The more I work with alcoholics and addicts the more I realize that we all carry wounds from our past. Unfortunately in America it has been acceptable for far too long to remain “wound identified.” That is, we use our victim hood as our identity. We use it to elicit sympathy and to excuse ourselves from getting into service and helping heal the world.
As a child, I was taught stories of courageous men and women who overcame great obstacles in their lives and made something out of their selves. Some of the world’s greatest men and women have been saddled with disabilities and adversities but managed to overcome them.
Raise a man in abject poverty, and you have an Abraham Lincoln. Strike a man down with infantile paralysis, and he becomes a Franklin D. Roosevelt. Deafen a genius composer, and you have a Ludwig van Beethoven. Have him or her born black in a society filled with racial discrimination, and you have a Booker T. Washington, a Harriet Tubman, a Marian Anderson, or a George Washington Carver. Call him a slow learner, “retarded,” and write him off as un-educable, and you have an Albert Einstein.
These are the stories that need to be told. Too often the only stories we hear on the news now days are of those who are saddled with disadvantages. Not stories of people who have risen above those disadvantages.
The victim card is a losing card. I remember being diagnosed as severely bipolar in 2001. I already knew I was alcoholic. This seemed like a little much.
On a ski trip in Utah I found myself in a Salt Lake City bookstore. Somehow I stumbled up a rather clinical book about co-occurring disorders–mental illness coupled with addition or alcoholism. In no time I zeroed in on a statistic buried in the appendices related to the recovery rate of those with a co-occurring disorder. I was devastated. I forget the exact percentage but it was so low I figured I didn’t stand a chance. I determined that day that the best I could hope for was a few more years of insanity and alcoholism as I was destined to die an alcoholic death.
Holding the victim card firmly, I scarcely darkened the door frame of the rooms of recovery for five years. What’s the point? I was doomed.
Fortunately, I had a father who didn’t even know what a victim card looked like. Raised during the Great Depression, he knew adversity but never succumbed to it. Though we didn’t speak much of my addiction to alcohol he did slap me upside the head once verbally after I called to whine to my mother about how everything was “poor, poor me.”
First he let me know I didn’t need to be dragging my mother through the wreckage of my life. Second he pointed out that life isn’t all about rainbows and unicorns. We are here to learn lesson. Life is a series of classrooms. We don’t get to pick which classroom we are in or what time we take our lessons. (If I got to pick it would be recess all the time.)
Our purpose is to learn the lessons life places before us. If confused, we pray to discover what it is we are to be learning.
These were not his exact words. I learned the wording in the rooms of recovery. But the message was clear–stop whining and figure out what it is you are supposed to be learning.
Each of us faces a unique set of obstacles in our lives designed to teach us to grow and learn. But there is no guarantee that we will get out of the life classrooms what was intended. If we succumb to victim hood, the learning stops … abruptly.
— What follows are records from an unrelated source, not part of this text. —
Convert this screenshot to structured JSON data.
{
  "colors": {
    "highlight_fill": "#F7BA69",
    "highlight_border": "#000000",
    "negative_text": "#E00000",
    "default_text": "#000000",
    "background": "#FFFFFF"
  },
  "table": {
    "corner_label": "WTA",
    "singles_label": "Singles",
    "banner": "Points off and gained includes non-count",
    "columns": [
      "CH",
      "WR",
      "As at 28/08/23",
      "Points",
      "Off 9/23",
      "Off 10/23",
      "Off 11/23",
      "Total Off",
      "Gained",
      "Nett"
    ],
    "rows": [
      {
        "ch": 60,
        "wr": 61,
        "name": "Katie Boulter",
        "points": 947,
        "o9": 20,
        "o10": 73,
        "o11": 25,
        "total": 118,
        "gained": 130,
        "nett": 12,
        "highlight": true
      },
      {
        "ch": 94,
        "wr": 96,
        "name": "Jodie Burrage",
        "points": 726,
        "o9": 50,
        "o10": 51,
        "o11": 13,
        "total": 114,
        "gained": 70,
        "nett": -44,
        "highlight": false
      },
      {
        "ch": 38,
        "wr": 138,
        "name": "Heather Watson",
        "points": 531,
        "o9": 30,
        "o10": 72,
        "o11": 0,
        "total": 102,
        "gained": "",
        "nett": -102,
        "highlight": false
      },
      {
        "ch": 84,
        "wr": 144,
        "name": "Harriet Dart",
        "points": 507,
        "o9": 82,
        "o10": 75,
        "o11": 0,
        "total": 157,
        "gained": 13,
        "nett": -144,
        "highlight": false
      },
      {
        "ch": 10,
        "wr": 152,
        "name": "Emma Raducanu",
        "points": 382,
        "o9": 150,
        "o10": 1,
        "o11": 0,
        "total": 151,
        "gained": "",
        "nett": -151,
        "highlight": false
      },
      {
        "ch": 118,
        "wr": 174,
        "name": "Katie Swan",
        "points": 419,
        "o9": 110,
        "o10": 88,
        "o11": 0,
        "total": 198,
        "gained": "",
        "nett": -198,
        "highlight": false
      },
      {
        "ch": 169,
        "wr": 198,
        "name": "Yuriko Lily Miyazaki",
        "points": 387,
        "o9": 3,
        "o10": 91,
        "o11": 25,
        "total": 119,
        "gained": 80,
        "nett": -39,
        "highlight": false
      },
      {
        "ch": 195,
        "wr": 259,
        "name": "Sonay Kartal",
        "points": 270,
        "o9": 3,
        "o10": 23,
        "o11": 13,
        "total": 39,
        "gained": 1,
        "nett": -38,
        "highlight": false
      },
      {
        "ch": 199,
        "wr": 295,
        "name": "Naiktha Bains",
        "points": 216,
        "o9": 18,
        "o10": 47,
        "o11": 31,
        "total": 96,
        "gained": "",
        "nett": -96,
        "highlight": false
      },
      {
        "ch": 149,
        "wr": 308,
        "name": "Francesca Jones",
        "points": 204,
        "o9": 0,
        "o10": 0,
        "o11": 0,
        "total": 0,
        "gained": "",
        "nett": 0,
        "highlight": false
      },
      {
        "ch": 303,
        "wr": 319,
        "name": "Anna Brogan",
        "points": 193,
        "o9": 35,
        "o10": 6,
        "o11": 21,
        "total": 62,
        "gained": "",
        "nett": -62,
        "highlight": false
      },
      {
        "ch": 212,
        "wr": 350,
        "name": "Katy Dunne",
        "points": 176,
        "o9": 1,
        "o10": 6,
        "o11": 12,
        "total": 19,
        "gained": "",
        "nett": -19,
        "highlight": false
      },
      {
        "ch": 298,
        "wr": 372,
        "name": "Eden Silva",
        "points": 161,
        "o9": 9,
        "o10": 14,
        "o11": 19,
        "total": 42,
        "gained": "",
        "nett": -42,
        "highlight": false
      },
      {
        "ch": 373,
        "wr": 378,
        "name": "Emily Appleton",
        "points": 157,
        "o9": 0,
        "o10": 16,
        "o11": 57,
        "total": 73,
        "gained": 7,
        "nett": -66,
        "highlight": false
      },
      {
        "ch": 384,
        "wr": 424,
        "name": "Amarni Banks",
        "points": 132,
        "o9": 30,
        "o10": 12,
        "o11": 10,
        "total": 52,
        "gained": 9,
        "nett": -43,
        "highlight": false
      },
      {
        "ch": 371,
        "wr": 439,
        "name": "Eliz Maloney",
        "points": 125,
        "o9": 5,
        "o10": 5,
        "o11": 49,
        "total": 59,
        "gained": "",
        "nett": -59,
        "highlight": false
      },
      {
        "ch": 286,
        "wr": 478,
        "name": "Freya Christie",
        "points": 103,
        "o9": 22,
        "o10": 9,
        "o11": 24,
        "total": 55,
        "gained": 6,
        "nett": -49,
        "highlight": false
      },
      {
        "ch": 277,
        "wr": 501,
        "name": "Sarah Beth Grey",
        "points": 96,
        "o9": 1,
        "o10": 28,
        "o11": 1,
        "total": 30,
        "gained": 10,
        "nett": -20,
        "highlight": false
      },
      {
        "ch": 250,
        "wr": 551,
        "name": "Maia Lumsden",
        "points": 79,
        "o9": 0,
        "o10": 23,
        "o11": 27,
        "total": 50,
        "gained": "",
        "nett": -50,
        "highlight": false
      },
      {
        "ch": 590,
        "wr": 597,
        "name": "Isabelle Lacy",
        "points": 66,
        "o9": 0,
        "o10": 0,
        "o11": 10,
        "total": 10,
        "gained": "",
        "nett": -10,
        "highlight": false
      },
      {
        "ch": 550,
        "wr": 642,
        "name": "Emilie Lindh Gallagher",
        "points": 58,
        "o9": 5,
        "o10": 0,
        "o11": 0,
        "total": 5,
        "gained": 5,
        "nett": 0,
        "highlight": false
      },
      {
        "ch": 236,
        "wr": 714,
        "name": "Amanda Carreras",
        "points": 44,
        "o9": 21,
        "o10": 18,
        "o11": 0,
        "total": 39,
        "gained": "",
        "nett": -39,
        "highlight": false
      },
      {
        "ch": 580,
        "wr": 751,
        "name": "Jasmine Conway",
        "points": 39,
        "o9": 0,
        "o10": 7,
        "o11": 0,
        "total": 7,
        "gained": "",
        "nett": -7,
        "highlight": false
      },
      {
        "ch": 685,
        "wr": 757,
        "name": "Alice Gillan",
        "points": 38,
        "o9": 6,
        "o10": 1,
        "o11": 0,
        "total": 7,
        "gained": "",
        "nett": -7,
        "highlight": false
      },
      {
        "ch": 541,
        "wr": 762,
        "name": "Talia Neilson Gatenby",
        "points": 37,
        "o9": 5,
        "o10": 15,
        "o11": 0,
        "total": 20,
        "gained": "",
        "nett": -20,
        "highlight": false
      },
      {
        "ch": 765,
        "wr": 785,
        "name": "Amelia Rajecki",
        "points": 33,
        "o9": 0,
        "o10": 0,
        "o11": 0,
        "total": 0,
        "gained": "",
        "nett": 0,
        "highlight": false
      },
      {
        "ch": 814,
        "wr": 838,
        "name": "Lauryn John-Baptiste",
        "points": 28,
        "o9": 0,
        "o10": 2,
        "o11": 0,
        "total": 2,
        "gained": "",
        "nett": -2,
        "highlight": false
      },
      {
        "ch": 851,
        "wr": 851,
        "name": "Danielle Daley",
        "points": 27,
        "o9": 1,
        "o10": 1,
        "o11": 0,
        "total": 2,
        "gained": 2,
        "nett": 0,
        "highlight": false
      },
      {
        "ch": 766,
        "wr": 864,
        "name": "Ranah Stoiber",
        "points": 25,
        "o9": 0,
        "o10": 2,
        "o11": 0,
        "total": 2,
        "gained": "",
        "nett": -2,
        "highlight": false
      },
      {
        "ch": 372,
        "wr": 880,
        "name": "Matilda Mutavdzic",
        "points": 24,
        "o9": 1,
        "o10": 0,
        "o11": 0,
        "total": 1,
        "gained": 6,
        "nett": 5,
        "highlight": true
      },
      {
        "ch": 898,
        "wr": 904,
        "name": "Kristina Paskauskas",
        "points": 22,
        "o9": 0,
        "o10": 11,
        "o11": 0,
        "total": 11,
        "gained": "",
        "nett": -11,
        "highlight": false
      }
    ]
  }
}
There is no growth.
Though I did not sober up until eight months after my father’s passing, he planted a seed of understanding that literally saved me. Rather than giving up hope when the statistics said “why bother,” I readjusted my perspective on this thing called life and opted for lessons over victim hood.
The rooms of recovery—though occasionally featuring a professional victim—are full of people who don’t roll over and play victim. Just the other night I encountered a man at a Twelve Step recovery meeting who was all about lessons over victim hood.
Just two months after sobering up he learned that he had far advanced cirrhosis of the liver. He did not falter. He kept doing the deal.
Now he has a little over a year of recovery. His liver is starting to fail. Physically, his future is not bright..
Though physically weak, he is on fire for recovery. When he shared, he shared with power and conviction. His was not a message of “poor me.” Rather it was a message that the steps work, that the emptiness within is gone.
Though his skin was jaundiced, his eyes were alive. They spoke volumes about hope. They spoke volumes about the miracle that awaits the newly sober.
Oh that I may never again fall backwards into victim hood. I have recovered from a seemingly hopeless state. Though there will undoubtedly be challenges ahead, may I learn and grow so my victory over them may bear witness to God’s Power, Love and Way of Life.